Personalized Treatment of Sinusitis
Joseph Han, MD, director of rhinology and endoscopic sinus surgery at Eastern Virginia Medical School in Norfolk, underscored the importance of treating sinusitis according to its category.
Allergy and asthma have a role in differentiating types of sinusitis with polyps, he said. “There’s no new medical treatment for chronic sinusitis that has been written, but what is new is how you personalize treatment for sinusitis.”
Chronic rhinosinusitis (CRS) without polyps is fairly homogenous, but differentiation has to be made in CRS with polyps, he said. His center is looking at immunotherapy in patients who have asthmatic CRS with allergy. “In this group of patients, immunotherapy would be very helpful,” he said. “In fact, we’ve had several patients who have been steroid-dependent, [but] we’ve been able to get them off oral steroids with immunotherapy.”
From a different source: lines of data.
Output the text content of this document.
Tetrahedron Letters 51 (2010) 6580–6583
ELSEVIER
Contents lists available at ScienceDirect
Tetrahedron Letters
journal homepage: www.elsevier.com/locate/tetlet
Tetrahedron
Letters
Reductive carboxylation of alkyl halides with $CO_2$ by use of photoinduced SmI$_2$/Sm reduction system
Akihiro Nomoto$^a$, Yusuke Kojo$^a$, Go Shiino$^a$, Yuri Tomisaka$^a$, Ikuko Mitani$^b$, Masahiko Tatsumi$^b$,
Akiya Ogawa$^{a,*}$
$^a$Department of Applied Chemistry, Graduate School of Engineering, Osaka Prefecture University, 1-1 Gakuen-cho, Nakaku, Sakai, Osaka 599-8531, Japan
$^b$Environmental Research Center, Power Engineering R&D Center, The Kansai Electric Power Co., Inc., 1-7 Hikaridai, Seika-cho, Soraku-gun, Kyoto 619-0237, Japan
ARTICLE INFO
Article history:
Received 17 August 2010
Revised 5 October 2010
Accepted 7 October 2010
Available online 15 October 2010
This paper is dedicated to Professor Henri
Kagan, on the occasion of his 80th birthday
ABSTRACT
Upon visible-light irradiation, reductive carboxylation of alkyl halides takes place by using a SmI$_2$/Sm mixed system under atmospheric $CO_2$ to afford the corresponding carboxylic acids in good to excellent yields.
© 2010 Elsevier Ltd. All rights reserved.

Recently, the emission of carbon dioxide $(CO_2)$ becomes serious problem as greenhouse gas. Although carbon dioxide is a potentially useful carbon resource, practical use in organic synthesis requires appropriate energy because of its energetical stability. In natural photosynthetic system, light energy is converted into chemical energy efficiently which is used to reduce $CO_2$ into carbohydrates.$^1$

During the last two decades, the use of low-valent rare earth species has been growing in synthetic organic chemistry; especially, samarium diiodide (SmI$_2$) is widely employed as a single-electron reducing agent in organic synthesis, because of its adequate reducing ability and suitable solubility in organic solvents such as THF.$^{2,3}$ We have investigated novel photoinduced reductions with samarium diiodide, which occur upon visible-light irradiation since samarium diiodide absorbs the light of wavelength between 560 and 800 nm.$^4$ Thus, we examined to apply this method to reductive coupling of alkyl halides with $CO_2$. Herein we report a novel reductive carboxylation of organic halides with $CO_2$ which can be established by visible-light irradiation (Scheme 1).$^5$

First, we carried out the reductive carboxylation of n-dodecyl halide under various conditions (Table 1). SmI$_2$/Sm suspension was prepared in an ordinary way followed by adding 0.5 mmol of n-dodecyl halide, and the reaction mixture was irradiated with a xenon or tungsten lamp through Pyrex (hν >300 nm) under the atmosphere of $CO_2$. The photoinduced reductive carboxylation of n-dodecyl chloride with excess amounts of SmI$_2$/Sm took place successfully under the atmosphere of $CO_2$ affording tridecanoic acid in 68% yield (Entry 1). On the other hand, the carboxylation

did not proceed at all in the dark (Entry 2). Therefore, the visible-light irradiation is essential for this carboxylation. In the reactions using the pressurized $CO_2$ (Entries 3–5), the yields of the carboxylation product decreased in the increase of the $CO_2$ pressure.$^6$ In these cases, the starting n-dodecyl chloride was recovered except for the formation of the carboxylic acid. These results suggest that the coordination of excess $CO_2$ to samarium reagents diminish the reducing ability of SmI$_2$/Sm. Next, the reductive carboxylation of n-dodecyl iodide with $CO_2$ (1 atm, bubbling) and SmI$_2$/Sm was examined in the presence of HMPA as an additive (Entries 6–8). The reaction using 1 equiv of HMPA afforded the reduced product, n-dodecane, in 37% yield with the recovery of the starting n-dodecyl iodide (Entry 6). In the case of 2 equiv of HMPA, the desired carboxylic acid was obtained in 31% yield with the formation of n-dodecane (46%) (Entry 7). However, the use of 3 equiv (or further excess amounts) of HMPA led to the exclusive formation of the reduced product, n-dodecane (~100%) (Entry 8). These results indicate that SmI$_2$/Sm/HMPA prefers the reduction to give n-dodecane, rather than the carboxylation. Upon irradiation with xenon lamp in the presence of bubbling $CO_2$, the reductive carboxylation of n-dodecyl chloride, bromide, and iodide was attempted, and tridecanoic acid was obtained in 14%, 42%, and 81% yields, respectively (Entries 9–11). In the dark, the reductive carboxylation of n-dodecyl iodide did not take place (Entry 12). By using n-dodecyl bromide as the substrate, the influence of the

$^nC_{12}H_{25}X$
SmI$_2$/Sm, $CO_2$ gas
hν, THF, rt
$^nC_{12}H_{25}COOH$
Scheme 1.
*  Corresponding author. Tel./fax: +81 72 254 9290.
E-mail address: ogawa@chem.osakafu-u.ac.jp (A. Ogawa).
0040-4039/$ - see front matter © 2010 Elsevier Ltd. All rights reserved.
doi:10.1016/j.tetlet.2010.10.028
For patients with aspirin triad, zileuton, a 5-LO enzyme inhibitor, can be helpful, because it blocks production of cysteinyl leukotriene, which drives inflammation in these patients. Before this treatment, though, a baseline liver function test (LFT) is needed. Approximately 4% of cases will develop elevated LFT, but in about half these patients, those levels eventually return to normal, Dr. Han added.
Additionally, leukotriene antagonists may be used in treating cystic fibrosis, he said.
“Understand that there are many different types of sinusitis,” he said, “and that medical treatment varies depending on what type of sinusitis you have.”